Tributes to French poured in on social media from many writers and friends. “Heartbroken to hear about the death of Patrick French, who I have loved and admired since we were both thirteen, and who was the Best Man at my wedding. He was funny & clever & charming, always full of enthusiasm & energy. He was also the greatest biographer of our generation,” wrote historian William Dalrymple.
“I have known Patrick for many years and enjoyed his writing. Young Husband was an excellent historical work and captured the very essence of war, intrigue and the great game that the Imperialists played,” said Sanjoy Roy, managing director of Teamwork Arts.
Born in England in 1966, French arrived in India as a young journalist in 1998, for a New Yorker assignment. When he first met Naipaul, French is said to have complained about the famously fastidious fact-checkers in the magazine. “Don’t let The New Yorker worry you,” Naipaul reportedly said: “The New Yorker knows nothing about writing. Nothing. Writing an article there is like posting a letter in a Venezuelan postbox; nobody will read it.” Around three years after this meeting, French was invited to write an authorised biography of the Nobel laureate, titled: The World Is What It Is (2008). It went on to win the National Book Critics Circle Award. French has been bestowed with several other accolades including the Sunday Times Young Writer of the Year and the Somerset Maugham Award.
In a famous literary feud, novelist Pankaj Mishra had called historian Patrick French “a Curzon without an Empire,” skewering his biography, ‘India: A Portrait’, as glossing over the country’s poverty. French had shot back saying, “it is the cheapest shot in the locker to compare any foreigner you disagree with to a British imperialist,” and calling attention to Mishra’s own elite connections.

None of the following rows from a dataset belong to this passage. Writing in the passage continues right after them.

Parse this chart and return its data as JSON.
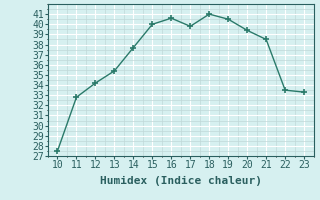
{
  "x": [
    10,
    11,
    12,
    13,
    14,
    15,
    16,
    17,
    18,
    19,
    20,
    21,
    22,
    23
  ],
  "y": [
    27.5,
    32.8,
    34.2,
    35.4,
    37.7,
    40.0,
    40.6,
    39.8,
    41.0,
    40.5,
    39.4,
    38.5,
    33.5,
    33.3
  ],
  "line_color": "#2a7a6a",
  "marker": "+",
  "marker_size": 5,
  "marker_lw": 1.2,
  "bg_color": "#d6f0f0",
  "grid_major_color": "#ffffff",
  "grid_minor_color": "#c0d8d8",
  "xlabel": "Humidex (Indice chaleur)",
  "xlim": [
    9.5,
    23.5
  ],
  "ylim": [
    27,
    42
  ],
  "xticks": [
    10,
    11,
    12,
    13,
    14,
    15,
    16,
    17,
    18,
    19,
    20,
    21,
    22,
    23
  ],
  "yticks": [
    27,
    28,
    29,
    30,
    31,
    32,
    33,
    34,
    35,
    36,
    37,
    38,
    39,
    40,
    41
  ],
  "font_color": "#2a5f5f",
  "xlabel_fontsize": 8,
  "tick_fontsize": 7
}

“He was coming at the end of a line of English travel writers and biographers who were reviewing the new world and histories created by colonialism but at the same time, he was amongst a new line of Western people engaging with a new India. He may have been a bit more upbeat about this new India than many of us, but it points to a kind of generosity that he invested in it as an observer and as a writer,” says novelist, poet, essayist, critic and composer Amit Chaudhuri who had a “relaxed and jokey” dynamic with French. Naipaul was a shared interest between them. They often ran into each other in Kolkata. Chaudhuri and French had conducted a non-fiction writing workshop together in 2013. “I once went to Someplace Else (a Live music venue) with him. And I remember him saying how one could never escape Hotel California in India,” recalls Chaudhuri, who last interacted with French at the University of East Anglia when French wanted to access the archives for a biography of British novelist Doris Lessing. “But after that, he fell ill.’